Cüneyt Kaya, DEU 2020 – Zwei Typen, die juristische Lücken ausnutzen, arglose Menschen um ihr wohl Erspartes bringen und die Kohle für Luxusvillen, schicke Autos und ausufernde Partys verpulvern: Jap, der Vergleich mit Martin Scorseses The Wolf of Wall Street drängt sich im Falle der Netflix-Produktion Betonrausch zwangsläufig auf. Doch obwohl der grundlegende Plot nahezu identisch anmuten mag, unterscheidet beide Filme nicht nur die Tatsache, dass Betonrausch lediglich halb so lang wie das offenkundige Vorbild ist (und ja, das ist bereits der erste Pluspunkt).

Doch von vorn: Im Zentrum von Betonrausch steht Viktor (David Kross), der nach seinem Schulabschluss das Haus seines Vaters verlässt, um in Berlin sein Glück zu suchen. Dort läuft er zunächst gegen Wände und landet de facto auf der Straße, bis er unter falschem Namen ein Appartement mietet und es an zwei Dutzend osteuropäischer Bauarbeiter weitervermietet. Bald lernt er den Halunken Gerry (Frederick Lau) kennen, mit dem er ins Immobiliengeschäft einsteigen will. Zwei Dinge werden Viktor schnell klar: Wer Erfolg vorgaukelt, hat bereits die erste Hürde zum echten Erfolg gemeistert. Und: In diesem Geschäft ist sehr, sehr viel Geld zu holen.

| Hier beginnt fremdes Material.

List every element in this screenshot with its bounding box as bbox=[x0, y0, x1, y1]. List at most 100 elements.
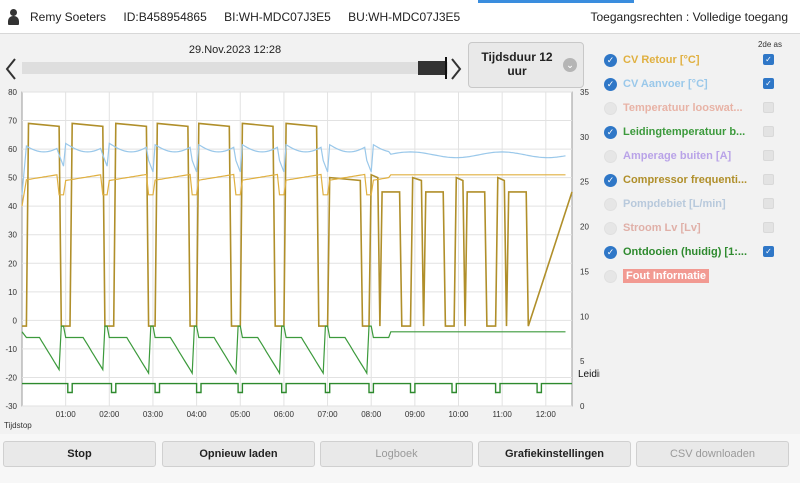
top-bar: Remy Soeters ID:B458954865 BI:WH-MDC07J3… bbox=[0, 0, 800, 34]
legend-label: CV Retour [°C] bbox=[623, 54, 700, 66]
x-tick-label: 08:00 bbox=[361, 410, 382, 419]
x-tick-label: 09:00 bbox=[405, 410, 426, 419]
bi-id: BI:WH-MDC07J3E5 bbox=[224, 9, 331, 24]
secondary-axis-checkbox[interactable] bbox=[763, 198, 774, 209]
secondary-axis-checkbox[interactable]: ✓ bbox=[763, 246, 774, 257]
legend-item[interactable]: ✓ Compressor frequenti... bbox=[604, 170, 784, 190]
chart-settings-button[interactable]: Grafiekinstellingen bbox=[478, 441, 631, 467]
x-tick-label: 06:00 bbox=[274, 410, 295, 419]
secondary-axis-checkbox[interactable] bbox=[763, 102, 774, 113]
duration-select[interactable]: Tijdsduur 12 uur ⌄ bbox=[468, 42, 584, 88]
stop-button[interactable]: Stop bbox=[3, 441, 156, 467]
y-left-tick-label: 10 bbox=[8, 288, 17, 297]
x-axis-label: Tijdstop bbox=[4, 421, 32, 430]
chart-tooltip: Leidingtemperatuur buiten [°C] : -3.00 bbox=[578, 369, 600, 380]
x-tick-label: 04:00 bbox=[187, 410, 208, 419]
legend-label: Compressor frequenti... bbox=[623, 174, 748, 186]
legend-item[interactable]: ✓ CV Retour [°C] bbox=[604, 50, 784, 70]
chart[interactable]: 80 70 60 50 40 30 20 10 0 -10 -20 -30 35 30 25 20 15 10 5 0… bbox=[0, 88, 745, 434]
legend-label: Pompdebiet [L/min] bbox=[623, 198, 726, 210]
legend-item[interactable]: ✓ Leidingtemperatuur b... bbox=[604, 122, 784, 142]
legend-panel: 2de as ✓ CV Retour [°C] ✓ ✓ CV Aanvoer [°C] ✓… bbox=[600, 34, 800, 434]
access-rights: Toegangsrechten : Volledige toegang bbox=[590, 10, 789, 24]
y-left-tick-label: 70 bbox=[8, 117, 17, 126]
x-tick-label: 12:00 bbox=[536, 410, 557, 419]
y-left-tick-label: 0 bbox=[13, 316, 18, 325]
y-left-tick-label: 60 bbox=[8, 145, 17, 154]
checkmark-icon[interactable]: ✓ bbox=[604, 125, 617, 139]
active-tab-indicator bbox=[478, 0, 634, 3]
legend-label: Leidingtemperatuur b... bbox=[623, 126, 746, 138]
x-tick-label: 01:00 bbox=[56, 410, 77, 419]
y-right-tick-label: 10 bbox=[580, 312, 589, 321]
user-info: Remy Soeters ID:B458954865 BI:WH-MDC07J3… bbox=[30, 10, 474, 24]
time-slider-track[interactable] bbox=[22, 62, 448, 74]
y-right-tick-label: 35 bbox=[580, 88, 589, 97]
x-tick-label: 11:00 bbox=[492, 410, 512, 419]
legend-item[interactable]: Amperage buiten [A] bbox=[604, 146, 784, 166]
legend-label: Ontdooien (huidig) [1:... bbox=[623, 246, 748, 258]
y-right-tick-label: 5 bbox=[580, 357, 585, 366]
y-right-tick-label: 30 bbox=[580, 133, 589, 142]
y-left-tick-label: -10 bbox=[5, 345, 17, 354]
y-left-tick-label: -20 bbox=[5, 373, 17, 382]
radio-empty-icon[interactable] bbox=[604, 221, 617, 235]
y-left-tick-label: 30 bbox=[8, 231, 17, 240]
y-right-tick-label: 25 bbox=[580, 178, 589, 187]
radio-empty-icon[interactable] bbox=[604, 149, 617, 163]
radio-empty-icon[interactable] bbox=[604, 197, 617, 211]
y-left-tick-label: 20 bbox=[8, 259, 17, 268]
y-left-tick-label: 50 bbox=[8, 174, 17, 183]
chevron-left-icon[interactable] bbox=[4, 56, 18, 82]
chevron-down-icon: ⌄ bbox=[563, 58, 577, 72]
x-tick-label: 03:00 bbox=[143, 410, 164, 419]
legend-item[interactable]: Stroom Lv [Lv] bbox=[604, 218, 784, 238]
radio-empty-icon[interactable] bbox=[604, 269, 617, 283]
checkmark-icon[interactable]: ✓ bbox=[604, 77, 617, 91]
time-slider-thumb[interactable] bbox=[418, 61, 447, 75]
legend-label: Stroom Lv [Lv] bbox=[623, 222, 701, 234]
bu-id: BU:WH-MDC07J3E5 bbox=[348, 9, 461, 24]
secondary-axis-checkbox[interactable]: ✓ bbox=[763, 78, 774, 89]
x-tick-label: 10:00 bbox=[448, 410, 469, 419]
reload-button[interactable]: Opnieuw laden bbox=[162, 441, 315, 467]
current-datetime: 29.Nov.2023 12:28 bbox=[188, 44, 282, 56]
button-bar: Stop Opnieuw laden Logboek Grafiekinstel… bbox=[0, 434, 800, 483]
checkmark-icon[interactable]: ✓ bbox=[604, 53, 617, 67]
csv-download-button[interactable]: CSV downloaden bbox=[636, 441, 789, 467]
main-content: 29.Nov.2023 12:28 Tijdsduur 12 uur ⌄ 80 7… bbox=[0, 34, 800, 434]
legend-label: Fout Informatie bbox=[623, 269, 710, 283]
y-right-tick-label: 15 bbox=[580, 267, 589, 276]
x-tick-label: 07:00 bbox=[318, 410, 339, 419]
y-left-tick-label: -30 bbox=[5, 402, 17, 411]
y-right-tick-label: 20 bbox=[580, 223, 589, 232]
radio-empty-icon[interactable] bbox=[604, 101, 617, 115]
duration-label: Tijdsduur 12 uur bbox=[481, 50, 553, 78]
legend-item[interactable]: Fout Informatie bbox=[604, 266, 784, 286]
secondary-axis-checkbox[interactable]: ✓ bbox=[763, 54, 774, 65]
legend-item[interactable]: Temperatuur looswat... bbox=[604, 98, 784, 118]
secondary-axis-checkbox[interactable] bbox=[763, 126, 774, 137]
legend-label: Temperatuur looswat... bbox=[623, 102, 743, 114]
legend-item[interactable]: ✓ Ontdooien (huidig) [1:... bbox=[604, 242, 784, 262]
x-tick-label: 05:00 bbox=[230, 410, 251, 419]
y-left-tick-label: 40 bbox=[8, 202, 17, 211]
log-button[interactable]: Logboek bbox=[320, 441, 473, 467]
x-tick-label: 02:00 bbox=[99, 410, 120, 419]
secondary-axis-header: 2de as bbox=[757, 40, 782, 49]
secondary-axis-checkbox[interactable] bbox=[763, 150, 774, 161]
user-icon bbox=[8, 8, 19, 25]
legend-item[interactable]: ✓ CV Aanvoer [°C] bbox=[604, 74, 784, 94]
chevron-right-icon[interactable] bbox=[449, 56, 463, 82]
device-id: ID:B458954865 bbox=[123, 9, 207, 24]
y-right-tick-label: 0 bbox=[580, 402, 585, 411]
checkmark-icon[interactable]: ✓ bbox=[604, 173, 617, 187]
legend-item[interactable]: Pompdebiet [L/min] bbox=[604, 194, 784, 214]
secondary-axis-checkbox[interactable] bbox=[763, 222, 774, 233]
secondary-axis-checkbox[interactable] bbox=[763, 174, 774, 185]
chart-svg: 80706050403020100-10-20-3035302520151050… bbox=[4, 88, 745, 430]
user-name: Remy Soeters bbox=[30, 9, 107, 24]
checkmark-icon[interactable]: ✓ bbox=[604, 245, 617, 259]
time-slider-marker bbox=[445, 57, 447, 79]
legend-label: CV Aanvoer [°C] bbox=[623, 78, 708, 90]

Die deutlichste Differenz zu The Wolf of Wall Street, die sich erst vergleichsweise zeigt, ist der ausgeprägtere moralische Kompass von Betonrausch. Während Leonardo DiCaprios Jordan Belfort noch hemmungslos dem Hedonismus frönen konnte und das Publikum durch die Inszenierung dazu aufgefordert war, mindestens genau so viel Spaß dabei zu haben, zeigt Betonrausch die (Selbst-)Zweifel der Protagonisten auf – und blendet auch das Leid ihrer Opfer nicht aus. Beide Ansätze sind weder prinzipiell richtig noch falsch. In diesem Fall passt es aber einfach, da sich die deutsche Produktion deutlich bodenständiger und authentischer gibt. Und im Gegensatz zu Scorseses Film nicht auf wahren Begebenheiten basiert, sodass keine kritische Distanz durch Überzeichnung geschaffen werden muss.

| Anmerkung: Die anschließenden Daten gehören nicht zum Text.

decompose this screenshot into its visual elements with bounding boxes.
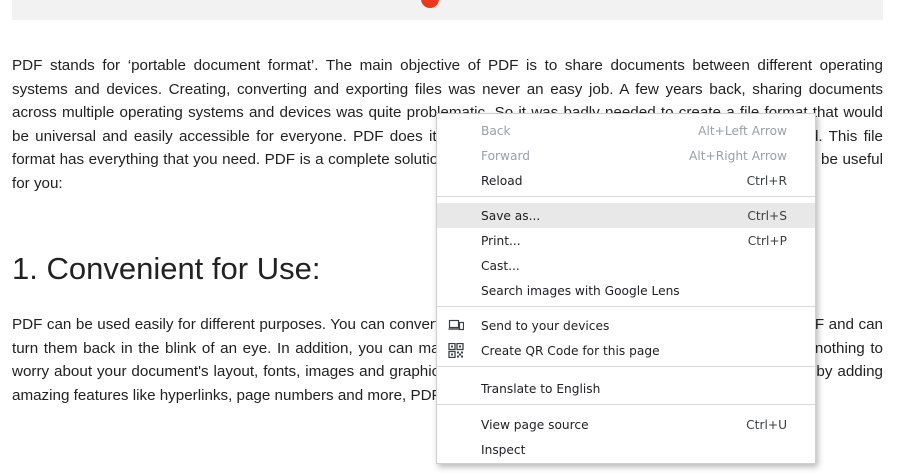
menu-item-label: Create QR Code for this page	[481, 343, 660, 358]
menu-item-forward[interactable]: Forward Alt+Right Arrow	[437, 143, 815, 168]
menu-separator	[437, 366, 815, 367]
menu-item-label: Save as...	[481, 208, 541, 223]
context-menu: Back Alt+Left Arrow Forward Alt+Right Ar…	[436, 113, 816, 464]
menu-item-shortcut: Alt+Left Arrow	[698, 123, 787, 138]
menu-item-label: Translate to English	[481, 381, 601, 396]
menu-item-shortcut: Ctrl+U	[746, 417, 787, 432]
menu-item-shortcut: Ctrl+P	[747, 233, 787, 248]
menu-item-translate[interactable]: Translate to English	[437, 376, 815, 401]
menu-item-search-lens[interactable]: Search images with Google Lens	[437, 278, 815, 303]
menu-separator	[437, 404, 815, 405]
menu-item-reload[interactable]: Reload Ctrl+R	[437, 168, 815, 193]
menu-item-label: Search images with Google Lens	[481, 283, 680, 298]
menu-separator	[437, 196, 815, 197]
section-heading: 1. Convenient for Use:	[12, 251, 321, 286]
menu-item-print[interactable]: Print... Ctrl+P	[437, 228, 815, 253]
top-banner-strip	[12, 0, 883, 20]
menu-item-label: Inspect	[481, 442, 526, 457]
devices-icon	[448, 318, 465, 333]
menu-item-shortcut: Ctrl+R	[746, 173, 787, 188]
menu-item-inspect[interactable]: Inspect	[437, 437, 815, 462]
menu-item-save-as[interactable]: Save as... Ctrl+S	[437, 203, 815, 228]
menu-item-label: Cast...	[481, 258, 520, 273]
menu-item-label: Send to your devices	[481, 318, 610, 333]
menu-item-label: Print...	[481, 233, 521, 248]
menu-item-send-devices[interactable]: Send to your devices	[437, 313, 815, 338]
menu-item-cast[interactable]: Cast...	[437, 253, 815, 278]
menu-item-label: Forward	[481, 148, 531, 163]
menu-item-view-source[interactable]: View page source Ctrl+U	[437, 412, 815, 437]
section-heading-wrap: 1. Convenient for Use:	[12, 251, 320, 287]
qr-code-icon	[448, 342, 464, 359]
menu-item-label: Back	[481, 123, 511, 138]
menu-item-back[interactable]: Back Alt+Left Arrow	[437, 118, 815, 143]
menu-item-qr-code[interactable]: Create QR Code for this page	[437, 338, 815, 363]
menu-item-shortcut: Ctrl+S	[747, 208, 787, 223]
menu-item-shortcut: Alt+Right Arrow	[689, 148, 787, 163]
menu-item-label: Reload	[481, 173, 523, 188]
menu-item-label: View page source	[481, 417, 589, 432]
menu-separator	[437, 306, 815, 307]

Ebenfalls gelungen ist die thematische Verschiebung, weg vom amerikanischen Bankensystem hin zum deutschen Immobilienmarkt und damit zu einem akuten und hochaktuellen Thema. Zwar zeigt Betonrausch durch seinen spezifischen Fokus auf die Gaunereien dieser zwei fiktiven Figuren (plus einer Dame, gespielt von Janina Uhse) nur einen überspitzten Ausschnitt der Realität und interessiert sich wenig für grundlegendere Probleme. Dennoch legt er den Finger in die Wunde und offenbart die kilometerweiten Schlupflöcher, durch die mit Sicherheit sehr viele Immobilienspekulanten in der Realität operieren. Wer sich im Vorwurf der Kopie festfahren will, wird sich auch an den recht formelhaften Familien- und Liebes-Subplots stören. Alle anderen können das angesichts der Kurzweiligkeit, die Betonrausch zweifellos besitzt, verschmerzen und einen unterhaltsamen Film genießen, der im Gegensatz zur ersten deutschen Netflix-Produktion Isi & Ossi keine Zeit- und Geldverschwendung ist.